Across campus at the Science Center, more than 150 students gathered on the roof near the Knowles Telescope and domed observatory hoping to catch a better glimpse from up high. By 5:30 a.m., when the shower was expected to peak in intensity, students were stepping over rows of huddled bodies hoping to find a spot from which to look toward the sky.
According to Ann Marie Cody ’03, one of the officers of Student Astronomers at Harvard Radcliffe (STAHR), students were invited to a “viewing party” atop the Science Center after it became clear that a group trip to see the shower from a Glouscester beach would be oversubscribed.
Michael Abbriano ’05 rolled out of bed and made his way to the top of the Science Center, but said he was underwhelmed by what he saw. “I thought the Science Center would get us above the Cambridge lights to see the stars better,” he said.
Although a Leonid meteor shower occurs every November, this year’s event was predicted to be much more robust than usual, with meteors falling at a “storm” rate of thousands per hour.
According to astronomers, the next time the Leonid shower will be this strong again is in 2099.
Both the Harvard Astronomy Club and the Harvard Outing Club organized trips to help students get away from the lights of Harvard Square. The Harvard Astronomy Club and Environmental Action Committee’s trip to Gloucester left around 4 a.m. in five Phillips Brooks House vans and four other cars.
The 90 or so students who got out to Wingaersheek Beach in Gloucester, on Massachusetts’s Cape Ann, saw not only the brilliant meteor shower, but also Jupiter, Venus, Mars and Saturn.
“The beach in Gloucester was an amazing place to observe the show. It was gorgeous, we saw huge shooting stars and great meteors—although the full moon may have overshadowed some,” said Dave Rennard ’03, one of the organizers of the trip.
The Harvard Outing Club didn’t venture quite as far, settling on the intramural fields at Soldiers Field Park as its group viewing area.
Currier House resident Lacey Whitmire ’05 and eight of her friends piled into a 4-person vehicle to get down to Soldiers Field from the quad.
“Our plans changed from trying to get seats on the bus to Gloucester, to the Weeks Footbridge near the river, to finally our adventure out to the IM fields,” Whitmire said. “The show was cool, there were a lot of people out there too, but I don’t think it was dark enough to see all the showers.”

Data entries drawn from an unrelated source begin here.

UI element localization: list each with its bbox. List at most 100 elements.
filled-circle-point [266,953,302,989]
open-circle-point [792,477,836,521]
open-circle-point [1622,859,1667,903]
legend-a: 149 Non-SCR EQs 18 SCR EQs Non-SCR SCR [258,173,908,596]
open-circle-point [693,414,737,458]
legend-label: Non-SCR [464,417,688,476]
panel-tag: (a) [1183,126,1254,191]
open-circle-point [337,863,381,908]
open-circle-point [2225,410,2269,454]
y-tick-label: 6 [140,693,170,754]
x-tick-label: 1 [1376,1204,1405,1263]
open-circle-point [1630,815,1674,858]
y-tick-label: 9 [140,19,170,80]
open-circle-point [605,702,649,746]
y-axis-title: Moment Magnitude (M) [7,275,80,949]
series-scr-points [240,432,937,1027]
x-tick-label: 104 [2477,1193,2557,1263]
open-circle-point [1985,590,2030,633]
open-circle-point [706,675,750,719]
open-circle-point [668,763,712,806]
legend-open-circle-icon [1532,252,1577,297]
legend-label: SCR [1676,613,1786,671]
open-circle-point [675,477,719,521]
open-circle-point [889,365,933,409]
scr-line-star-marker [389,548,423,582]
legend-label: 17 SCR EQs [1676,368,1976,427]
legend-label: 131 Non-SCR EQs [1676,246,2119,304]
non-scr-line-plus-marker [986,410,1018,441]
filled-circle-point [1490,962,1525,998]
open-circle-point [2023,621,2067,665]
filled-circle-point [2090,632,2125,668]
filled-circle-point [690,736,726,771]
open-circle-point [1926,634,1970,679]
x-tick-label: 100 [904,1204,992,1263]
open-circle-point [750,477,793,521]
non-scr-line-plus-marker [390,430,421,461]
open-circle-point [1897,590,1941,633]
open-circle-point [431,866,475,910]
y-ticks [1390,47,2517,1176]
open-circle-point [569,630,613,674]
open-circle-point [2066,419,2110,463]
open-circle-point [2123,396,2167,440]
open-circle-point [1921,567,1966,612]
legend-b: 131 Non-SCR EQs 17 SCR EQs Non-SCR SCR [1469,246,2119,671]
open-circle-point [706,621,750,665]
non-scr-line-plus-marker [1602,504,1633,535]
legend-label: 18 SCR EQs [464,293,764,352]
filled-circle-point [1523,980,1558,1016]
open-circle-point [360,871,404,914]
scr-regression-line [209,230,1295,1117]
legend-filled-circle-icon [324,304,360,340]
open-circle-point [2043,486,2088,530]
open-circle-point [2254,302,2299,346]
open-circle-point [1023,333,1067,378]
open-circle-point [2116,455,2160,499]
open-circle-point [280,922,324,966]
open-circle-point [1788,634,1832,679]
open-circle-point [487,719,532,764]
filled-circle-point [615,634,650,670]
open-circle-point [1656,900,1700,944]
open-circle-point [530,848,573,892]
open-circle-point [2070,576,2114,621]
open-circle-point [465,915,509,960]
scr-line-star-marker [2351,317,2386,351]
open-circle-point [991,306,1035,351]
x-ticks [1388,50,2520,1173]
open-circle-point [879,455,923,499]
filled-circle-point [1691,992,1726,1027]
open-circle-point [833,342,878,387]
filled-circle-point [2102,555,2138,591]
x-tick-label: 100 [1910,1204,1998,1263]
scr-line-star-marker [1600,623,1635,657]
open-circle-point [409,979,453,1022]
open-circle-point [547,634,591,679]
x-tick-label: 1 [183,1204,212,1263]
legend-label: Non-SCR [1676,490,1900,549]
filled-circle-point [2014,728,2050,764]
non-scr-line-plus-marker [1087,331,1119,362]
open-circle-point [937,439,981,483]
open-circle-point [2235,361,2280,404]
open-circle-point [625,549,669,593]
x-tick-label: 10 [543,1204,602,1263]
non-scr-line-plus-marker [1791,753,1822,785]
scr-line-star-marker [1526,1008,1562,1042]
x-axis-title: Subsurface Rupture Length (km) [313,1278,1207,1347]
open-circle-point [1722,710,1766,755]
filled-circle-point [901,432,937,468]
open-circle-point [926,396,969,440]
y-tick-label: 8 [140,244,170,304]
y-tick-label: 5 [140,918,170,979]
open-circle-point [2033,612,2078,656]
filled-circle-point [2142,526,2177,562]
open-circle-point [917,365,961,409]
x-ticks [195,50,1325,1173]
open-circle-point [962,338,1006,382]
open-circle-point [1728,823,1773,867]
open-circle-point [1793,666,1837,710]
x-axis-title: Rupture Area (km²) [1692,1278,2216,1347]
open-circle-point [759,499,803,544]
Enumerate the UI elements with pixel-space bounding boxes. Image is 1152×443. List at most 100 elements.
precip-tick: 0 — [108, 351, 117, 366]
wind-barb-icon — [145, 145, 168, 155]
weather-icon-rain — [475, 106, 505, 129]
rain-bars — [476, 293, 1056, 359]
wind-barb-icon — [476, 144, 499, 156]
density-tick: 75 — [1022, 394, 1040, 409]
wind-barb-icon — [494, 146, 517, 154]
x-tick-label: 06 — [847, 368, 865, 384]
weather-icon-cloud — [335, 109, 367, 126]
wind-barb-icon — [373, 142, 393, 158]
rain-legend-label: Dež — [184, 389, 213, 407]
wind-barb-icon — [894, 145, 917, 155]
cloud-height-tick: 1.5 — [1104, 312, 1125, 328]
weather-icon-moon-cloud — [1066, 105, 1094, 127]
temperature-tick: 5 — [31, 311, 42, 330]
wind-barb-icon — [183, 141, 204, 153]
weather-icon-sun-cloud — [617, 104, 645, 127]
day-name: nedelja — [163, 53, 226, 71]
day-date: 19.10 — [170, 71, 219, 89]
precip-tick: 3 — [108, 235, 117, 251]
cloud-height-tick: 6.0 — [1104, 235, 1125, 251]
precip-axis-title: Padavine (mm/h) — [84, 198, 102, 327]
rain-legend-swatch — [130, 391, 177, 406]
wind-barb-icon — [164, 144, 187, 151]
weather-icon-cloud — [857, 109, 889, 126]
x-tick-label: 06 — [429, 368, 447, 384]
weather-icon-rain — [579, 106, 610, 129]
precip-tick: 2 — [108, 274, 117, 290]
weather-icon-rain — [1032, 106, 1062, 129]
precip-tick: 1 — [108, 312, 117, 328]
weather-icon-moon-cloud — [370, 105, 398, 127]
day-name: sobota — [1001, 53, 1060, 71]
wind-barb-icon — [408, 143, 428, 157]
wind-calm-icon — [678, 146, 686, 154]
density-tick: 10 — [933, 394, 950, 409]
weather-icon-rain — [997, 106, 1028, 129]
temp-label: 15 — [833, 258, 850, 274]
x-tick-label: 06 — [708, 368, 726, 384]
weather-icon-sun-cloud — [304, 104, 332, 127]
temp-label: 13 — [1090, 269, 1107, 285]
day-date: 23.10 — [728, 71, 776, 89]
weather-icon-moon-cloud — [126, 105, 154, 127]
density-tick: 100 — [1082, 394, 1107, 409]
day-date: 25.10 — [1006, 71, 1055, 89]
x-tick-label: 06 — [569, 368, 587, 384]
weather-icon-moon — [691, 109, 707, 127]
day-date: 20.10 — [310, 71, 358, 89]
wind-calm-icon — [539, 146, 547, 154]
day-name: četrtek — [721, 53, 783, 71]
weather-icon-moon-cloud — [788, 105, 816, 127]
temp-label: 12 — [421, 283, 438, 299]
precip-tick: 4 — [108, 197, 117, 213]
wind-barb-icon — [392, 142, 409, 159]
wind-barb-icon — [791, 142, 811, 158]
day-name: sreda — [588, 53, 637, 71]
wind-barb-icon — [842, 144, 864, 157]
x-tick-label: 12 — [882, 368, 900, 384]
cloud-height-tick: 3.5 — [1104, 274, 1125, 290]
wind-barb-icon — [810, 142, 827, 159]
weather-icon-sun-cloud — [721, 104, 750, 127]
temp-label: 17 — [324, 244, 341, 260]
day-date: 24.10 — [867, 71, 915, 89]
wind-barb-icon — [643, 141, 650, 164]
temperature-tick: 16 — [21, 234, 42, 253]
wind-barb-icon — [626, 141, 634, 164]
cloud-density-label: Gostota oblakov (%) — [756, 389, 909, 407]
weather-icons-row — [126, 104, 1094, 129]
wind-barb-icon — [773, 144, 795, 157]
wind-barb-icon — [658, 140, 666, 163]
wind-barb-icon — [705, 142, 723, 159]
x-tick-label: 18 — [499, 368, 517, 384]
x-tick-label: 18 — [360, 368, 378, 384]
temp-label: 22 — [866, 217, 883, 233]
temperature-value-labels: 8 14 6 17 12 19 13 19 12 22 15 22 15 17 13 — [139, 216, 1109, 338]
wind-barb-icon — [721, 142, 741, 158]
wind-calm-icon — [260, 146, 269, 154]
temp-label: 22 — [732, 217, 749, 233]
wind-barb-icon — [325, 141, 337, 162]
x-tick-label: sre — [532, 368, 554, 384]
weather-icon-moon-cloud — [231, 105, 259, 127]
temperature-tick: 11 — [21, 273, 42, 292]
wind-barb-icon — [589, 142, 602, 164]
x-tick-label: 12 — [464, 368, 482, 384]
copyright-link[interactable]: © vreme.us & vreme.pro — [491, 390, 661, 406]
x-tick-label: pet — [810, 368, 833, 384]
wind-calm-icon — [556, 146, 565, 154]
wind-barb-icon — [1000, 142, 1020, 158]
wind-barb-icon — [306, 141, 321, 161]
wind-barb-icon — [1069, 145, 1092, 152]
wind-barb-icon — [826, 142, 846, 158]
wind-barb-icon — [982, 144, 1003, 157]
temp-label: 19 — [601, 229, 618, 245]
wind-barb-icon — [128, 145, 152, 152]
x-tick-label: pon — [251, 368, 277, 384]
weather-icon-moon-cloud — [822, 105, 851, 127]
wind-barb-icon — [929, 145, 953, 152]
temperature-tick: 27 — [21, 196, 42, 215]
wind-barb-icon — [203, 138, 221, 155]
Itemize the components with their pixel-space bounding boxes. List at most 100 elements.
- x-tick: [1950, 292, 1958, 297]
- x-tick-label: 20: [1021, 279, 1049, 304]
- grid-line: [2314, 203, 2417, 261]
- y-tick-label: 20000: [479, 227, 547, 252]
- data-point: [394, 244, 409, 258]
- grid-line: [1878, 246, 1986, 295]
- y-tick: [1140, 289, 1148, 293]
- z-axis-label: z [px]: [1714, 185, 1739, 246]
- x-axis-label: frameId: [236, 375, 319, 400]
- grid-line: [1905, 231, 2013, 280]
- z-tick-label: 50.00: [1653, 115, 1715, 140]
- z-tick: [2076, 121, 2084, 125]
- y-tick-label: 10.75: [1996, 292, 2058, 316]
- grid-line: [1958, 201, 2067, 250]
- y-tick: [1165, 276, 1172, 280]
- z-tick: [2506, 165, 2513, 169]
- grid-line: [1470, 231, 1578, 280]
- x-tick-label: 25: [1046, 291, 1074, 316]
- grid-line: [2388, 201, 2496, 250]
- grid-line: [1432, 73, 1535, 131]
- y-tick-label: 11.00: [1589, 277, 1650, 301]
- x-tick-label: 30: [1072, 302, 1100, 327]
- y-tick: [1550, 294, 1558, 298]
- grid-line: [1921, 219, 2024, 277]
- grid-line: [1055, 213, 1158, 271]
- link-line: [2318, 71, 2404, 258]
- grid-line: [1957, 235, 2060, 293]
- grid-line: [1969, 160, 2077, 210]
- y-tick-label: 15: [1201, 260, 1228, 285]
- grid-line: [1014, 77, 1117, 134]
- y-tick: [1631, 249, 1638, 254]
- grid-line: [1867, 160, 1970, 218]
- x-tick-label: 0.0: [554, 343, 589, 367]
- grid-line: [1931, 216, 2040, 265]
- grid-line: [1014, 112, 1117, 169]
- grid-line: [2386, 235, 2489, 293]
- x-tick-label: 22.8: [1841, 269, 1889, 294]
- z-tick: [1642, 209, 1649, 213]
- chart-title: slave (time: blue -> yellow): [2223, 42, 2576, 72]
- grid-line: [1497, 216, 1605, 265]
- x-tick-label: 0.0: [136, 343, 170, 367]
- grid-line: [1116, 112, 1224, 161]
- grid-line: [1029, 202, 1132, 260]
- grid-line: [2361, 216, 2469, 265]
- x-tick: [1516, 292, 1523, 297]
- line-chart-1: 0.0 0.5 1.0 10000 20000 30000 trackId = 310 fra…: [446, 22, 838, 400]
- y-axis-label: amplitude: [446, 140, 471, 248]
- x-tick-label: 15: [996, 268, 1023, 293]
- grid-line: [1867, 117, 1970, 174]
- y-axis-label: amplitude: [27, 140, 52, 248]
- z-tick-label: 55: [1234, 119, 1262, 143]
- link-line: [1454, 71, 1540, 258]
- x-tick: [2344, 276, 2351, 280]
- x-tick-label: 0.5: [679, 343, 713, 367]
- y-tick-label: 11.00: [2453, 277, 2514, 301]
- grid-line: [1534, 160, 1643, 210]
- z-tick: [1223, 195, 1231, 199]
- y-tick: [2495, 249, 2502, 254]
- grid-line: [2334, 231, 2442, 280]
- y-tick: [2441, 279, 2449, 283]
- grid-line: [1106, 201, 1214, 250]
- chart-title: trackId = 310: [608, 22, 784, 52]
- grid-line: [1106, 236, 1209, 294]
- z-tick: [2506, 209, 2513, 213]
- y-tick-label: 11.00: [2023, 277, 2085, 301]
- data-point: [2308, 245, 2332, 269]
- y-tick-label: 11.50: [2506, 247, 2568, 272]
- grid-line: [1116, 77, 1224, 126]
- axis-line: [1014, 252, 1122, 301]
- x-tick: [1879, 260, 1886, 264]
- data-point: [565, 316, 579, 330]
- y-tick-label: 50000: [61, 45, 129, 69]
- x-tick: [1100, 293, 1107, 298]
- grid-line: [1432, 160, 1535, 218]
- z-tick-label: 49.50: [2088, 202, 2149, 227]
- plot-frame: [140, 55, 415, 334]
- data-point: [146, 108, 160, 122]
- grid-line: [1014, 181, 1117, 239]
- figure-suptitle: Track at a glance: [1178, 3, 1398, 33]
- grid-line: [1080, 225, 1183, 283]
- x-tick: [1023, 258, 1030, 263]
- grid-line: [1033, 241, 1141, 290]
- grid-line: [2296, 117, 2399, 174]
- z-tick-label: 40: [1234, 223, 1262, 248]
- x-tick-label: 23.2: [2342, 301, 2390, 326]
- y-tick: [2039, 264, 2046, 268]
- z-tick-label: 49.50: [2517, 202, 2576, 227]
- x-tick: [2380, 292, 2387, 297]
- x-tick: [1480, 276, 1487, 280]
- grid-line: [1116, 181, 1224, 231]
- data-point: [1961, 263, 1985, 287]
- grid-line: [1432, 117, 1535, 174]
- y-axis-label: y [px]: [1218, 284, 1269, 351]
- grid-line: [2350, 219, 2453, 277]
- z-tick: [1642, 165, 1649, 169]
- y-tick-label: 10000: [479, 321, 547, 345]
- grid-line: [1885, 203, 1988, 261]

A group of 14 students took a van and drove 20 minutes out Route 2 to Walden Pond in Concord for the show, while some quad residents who didn’t want to trek to the river tried the quad’s Botanical Gardens in hopes of finding a decent view.
The Leonid shower occurs each November when the Earth’s orbit passes through the trail of dust left by comet Tempel-Tuttle, which swings around the sun once every 33 years. The dust grains, traveling at 158,000 miles per hour, glow and vaporize as friction heats them up in the upper atmosphere and produces streaks of light.
The Earth intersects those debris trails each year in mid-November, but this year it crossed two unusually dense trails, laid down in 1767 and 1866, which led to the increased rate of this year’s shower. The peak over North America was supposed to occur shortly after 5 a.m., when most students observed the show.
Richard Lichtenstein ’04 got up at 5:20 a.m., walked out into the Adams House courtyard, looked up and saw two meteors.
“You don’t have to go out to a specific location to see the meteors, you can just walk outside and look up,” Lichtenstein said.